The digital economy and ESOP’s

- April 3, 2013 3 MIN READ

While Australia’s House of Representatives continues its unrelenting descent into an embarrassing soap opera, the country’s digital economy, while showing signs of growth and immense potential, continues to be plagued by challenges that result in many start-ups packing their bags and heading off-shore.

Funding is a key challenge while attracting top talent, the taxation treatment of employee stock option plans (ESOPs) and the political and cultural sensitivity towards off-shoring, all present considerable headaches for entrepreneurs.

I wrote an article in January on the Asian Century whitepaper and how it almost entirely neglected start-ups and the digital economy. Not much has changed since.

Prime Minister Julia Gillard held a forum on the digital economy in October 2012 which welcomed input from the likes of Scott Farquhar (Atlassian), Ahmed Fahour (Australia Post) and Michael Fox (Shoes of Prey). Gillard, in her closing remarks on the forum, made the following statement. “(But) I think we should be broadening that (the cyber security whitepaper, then a work-in-progress paper focusing on cyber security) out so it is more a digital whitepaper and helps us capture some of the more profound and longer term issues that have been brought to the table.”

Not only does this confuse cyber security with the digital economy (a vitally important topic in its own right which should be dealt with separately), it indicates our PM has a lack of knowledge and appreciation for the vast distinction between cyber security and the digital economy (“duh… where’s the any key?”). Lumping both topics into one whitepaper dilutes their importance and ultimately means that issues surrounding each topic won’t get the investment or attention they deserve.

One of the more profound issues is the current taxation treatment of ESOPs which are used by start-ups to attract talent that they otherwise could not immediately afford to compensate. The current system results in employees paying a large amount of tax in the year options are purchased, despite the chance that return on investment, due to the nature of start-ups, will be negligible. This adversely affects the appeal of ESOPs and again ties into the challenge of attracting top talent. The start-up ecosystem has been calling for tax to be applied only upon sale of stock and treated as a capital gain.

Deloitte and Norton Rose recently conducted a study on ESOPs which found that the current treatment of ESOPs was stifling not only innovation but affecting our competitiveness. The study found that of 104 technology companies surveyed, 94% believed stock options were a good motivator, yet only 37% issued options in the prior three years (due mostly to the tax structure).

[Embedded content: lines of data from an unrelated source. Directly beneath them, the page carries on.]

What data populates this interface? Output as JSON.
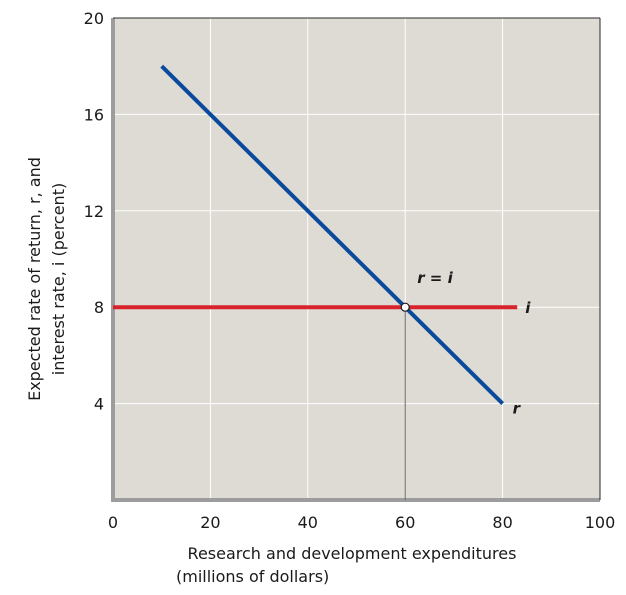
{
  "chart_data": {
    "type": "line",
    "xlabel_lines": [
      "Research and development expenditures",
      "(millions of dollars)"
    ],
    "ylabel_lines": [
      "Expected rate of return, r, and",
      "interest rate, i (percent)"
    ],
    "xlim": [
      0,
      100
    ],
    "ylim": [
      0,
      20
    ],
    "x_ticks": [
      "0",
      "20",
      "40",
      "60",
      "80",
      "100"
    ],
    "y_ticks": [
      "4",
      "8",
      "12",
      "16",
      "20"
    ],
    "grid": true,
    "colors": {
      "background": "#dedad4",
      "grid": "#ffffff",
      "r": "#0a4a9c",
      "i": "#d8232a",
      "axes": "#9c9c9c"
    },
    "series": [
      {
        "name": "r",
        "x": [
          10,
          20,
          30,
          40,
          50,
          60,
          70,
          80
        ],
        "y": [
          18,
          16,
          14,
          12,
          10,
          8,
          6,
          4
        ]
      },
      {
        "name": "i",
        "x": [
          0,
          83
        ],
        "y": [
          8,
          8
        ]
      }
    ],
    "annotation": {
      "text": "r = i",
      "x": 60,
      "y": 8
    }
  }
}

Treasury and the Department of Innovation and Industry (DIISRTE) issued an email in January to targeted recipients for consultation on ESOPs which mentioned that a digital economy whitepaper would be developed, however there has been little noise coming out of Canberra with respect to this topic since.

The Government’s ‘digital white paper’ twitter page (@digital_WP) has not tweeted anything since October 25 2012 while the Department of Broadband, Communications and the Digital Economy (DBCDE) website makes no mention of the digital whitepaper and appears overly pre-occupied with the controversial NBN rollout. So while there have been some indications that Canberra is thinking about tech start-ups, it appears to be more a case of electoral campaign smoke rather than serious fire and action.

This is unfortunate given the level of activity in our start-up ecosystem and success stories to date, which have come despite the challenges faced. One can only begin to imagine how much better we’d do if the Government came to the party and made things just that little bit easier.

Until such time, it won’t be difficult to see why Aussie start-ups continue to pack their bags and move to places like the United States, where incidentally, ESOPs are taken up by 20% of the private sector compared to just 6% in Australia.